If your queries weren't SELECT(*), but instead e.g.
SELECT TimeOperation, field1
FROM
WHERE TimeOperation BETWEEN x and y -- and returns < 5% data.
Then altering your index on TimeOperation to include field1
CREATE NONCLUSTERED INDEX IX_MyTable ON [MyTable](TimeOperation) INCLUDE(Field1);
OR adding both to the index (with the most common filter first, or the most selective first if both filters are always present)
CREATE NONCLUSTERED INDEX IX_MyTable ON [MyTable](TimeOperation, Field1);
Either will avoid the rid / key lookup. The second (,) option will address your query where BOTH TimeOperation and Field1 are filtered in a WHERE or HAVING clause.

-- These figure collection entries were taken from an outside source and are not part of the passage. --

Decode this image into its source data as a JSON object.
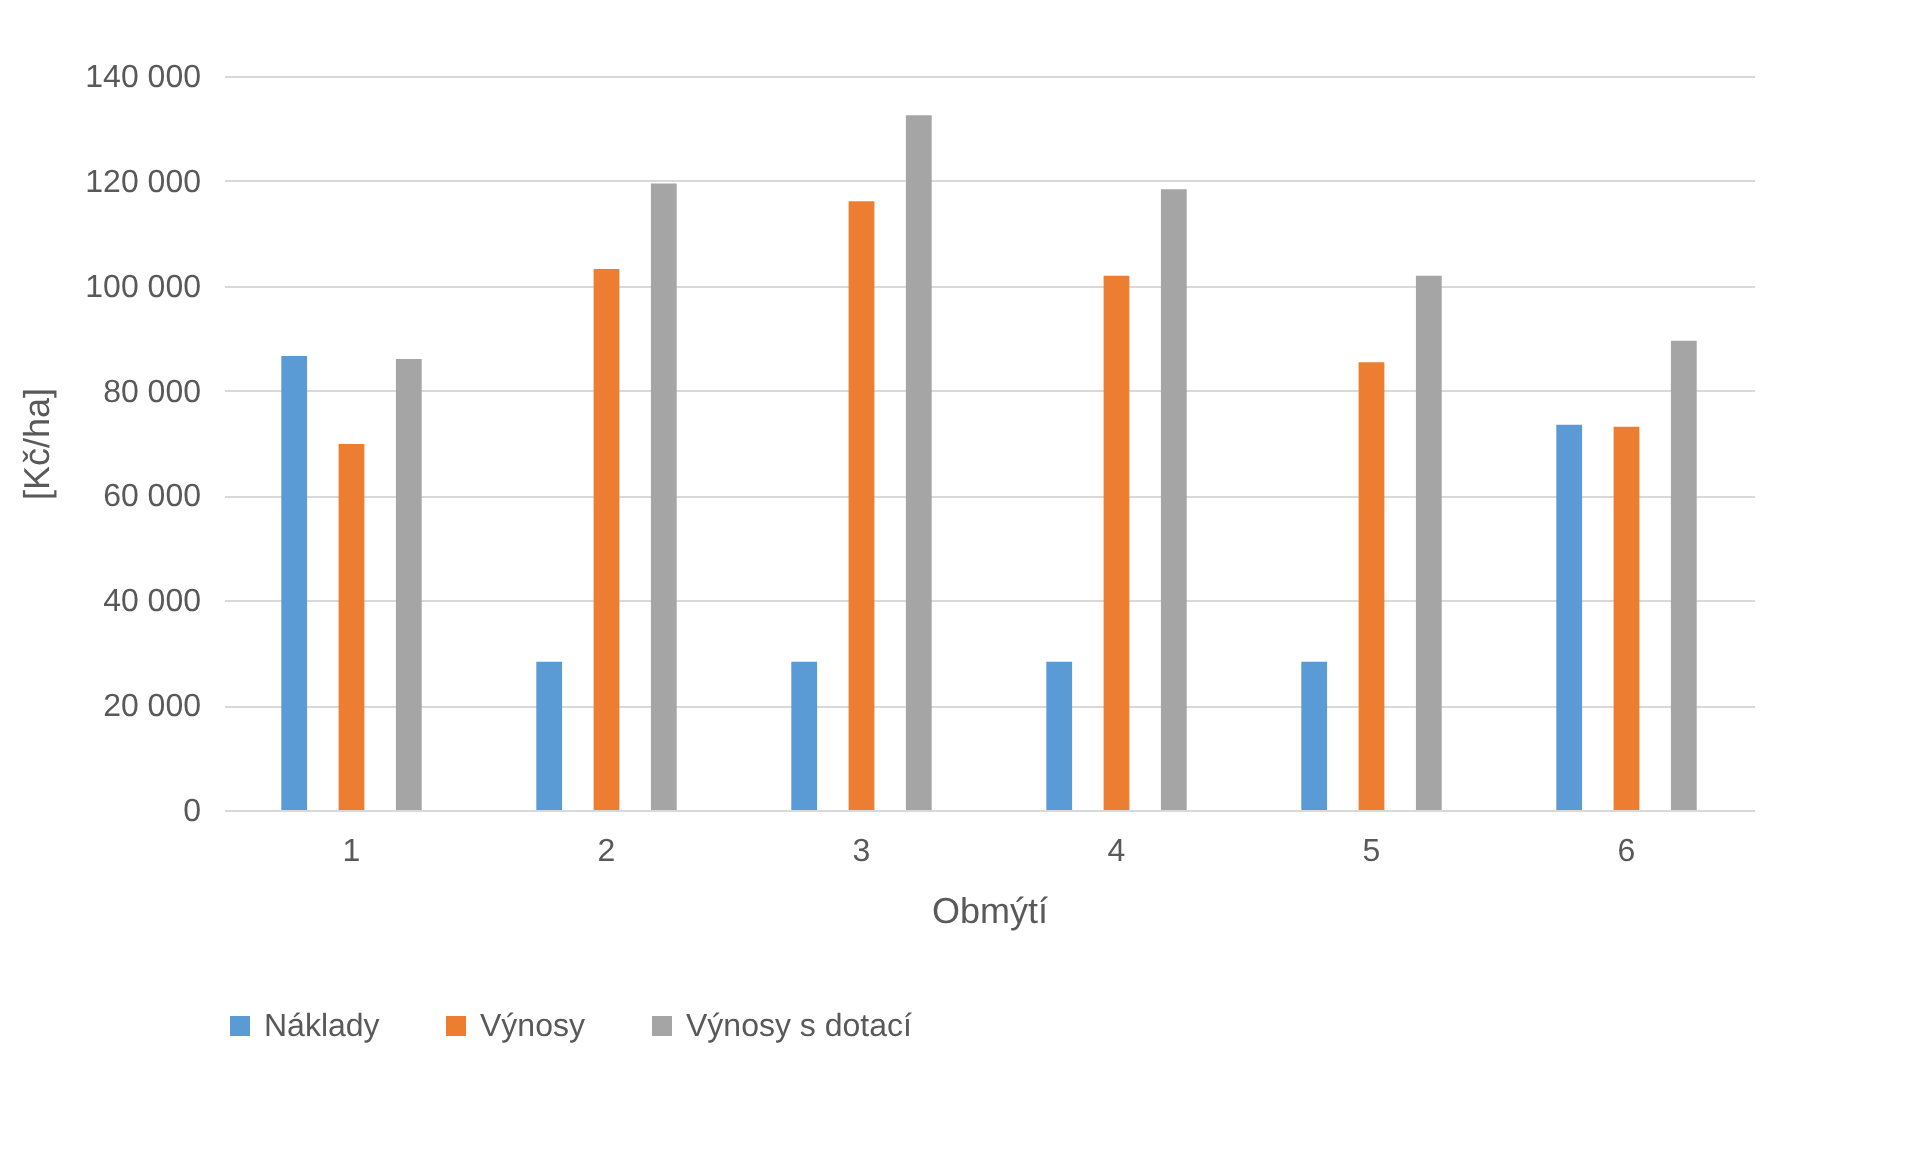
{
  "chart_data": {
    "type": "bar",
    "xlabel": "Obmýtí",
    "ylabel": "[Kč/ha]",
    "categories": [
      "1",
      "2",
      "3",
      "4",
      "5",
      "6"
    ],
    "series": [
      {
        "name": "Náklady",
        "color": "#5b9bd5",
        "values": [
          86600,
          28300,
          28300,
          28300,
          28300,
          73500
        ]
      },
      {
        "name": "Výnosy",
        "color": "#ed7d31",
        "values": [
          69800,
          103200,
          116100,
          101900,
          85400,
          73100
        ]
      },
      {
        "name": "Výnosy s dotací",
        "color": "#a5a5a5",
        "values": [
          86000,
          119500,
          132500,
          118400,
          101900,
          89500
        ]
      }
    ],
    "ylim": [
      0,
      140000
    ],
    "yticks": [
      {
        "value": 0,
        "label": "0"
      },
      {
        "value": 20000,
        "label": "20 000"
      },
      {
        "value": 40000,
        "label": "40 000"
      },
      {
        "value": 60000,
        "label": "60 000"
      },
      {
        "value": 80000,
        "label": "80 000"
      },
      {
        "value": 100000,
        "label": "100 000"
      },
      {
        "value": 120000,
        "label": "120 000"
      },
      {
        "value": 140000,
        "label": "140 000"
      }
    ],
    "grid": "y",
    "legend": "bottom"
  }
}
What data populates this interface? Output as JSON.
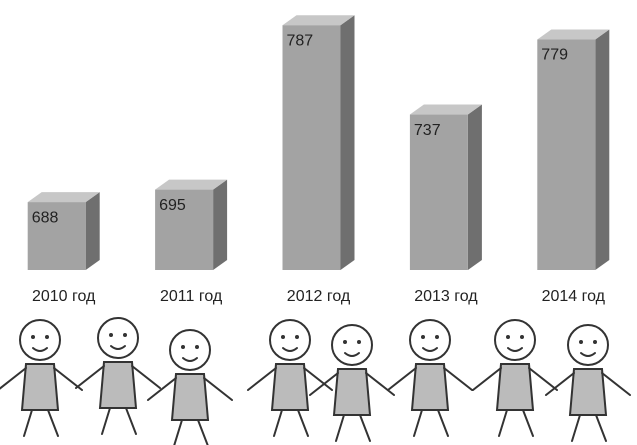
{
  "chart_data": {
    "type": "bar3d",
    "categories": [
      "2010 год",
      "2011 год",
      "2012 год",
      "2013 год",
      "2014 год"
    ],
    "values": [
      688,
      695,
      787,
      737,
      779
    ],
    "color": "#a3a3a3",
    "ylim": [
      650,
      800
    ]
  }
}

Re : What's the difference between index on (TimeOperation, Field1) and separate indexes?
e.g.
CREATE NONCLUSTERED INDEX IX_MyTable ON [MyTable](TimeOperation, Field1);
will not be useful for the query
SELECT ... FROM MyTable WHERE Field1 = 'xyz';
The index will only be useful for the queries which have TimeOperation
SELECT ... FROM MyTable WHERE TimeOperation between x and y;
OR
SELECT ... FROM MyTable WHERE TimeOperation between x and y AND Field1 = 'xyz';
Hope this helps?
An index, at its most basic, creates a layer of the "hypertree" structure behind the scenes, which allows the SQL engine to more easily find rows with particular values for indexed columns. Each index creates a different way to "drill down" into the table's data using a binary search (logN performance). Each index you add makes selecting by that index faster, at the cost of slowing insertions/updates (the data must be put in and then indexes must be created).
An index, therefore, should normally be created for combinations of columns that are commonly used to filter records. I would indeed create an index on TimeOperation, and TimeOperation alone.
NEVER simply create an index including all columns of a table, especially a wide one such as this.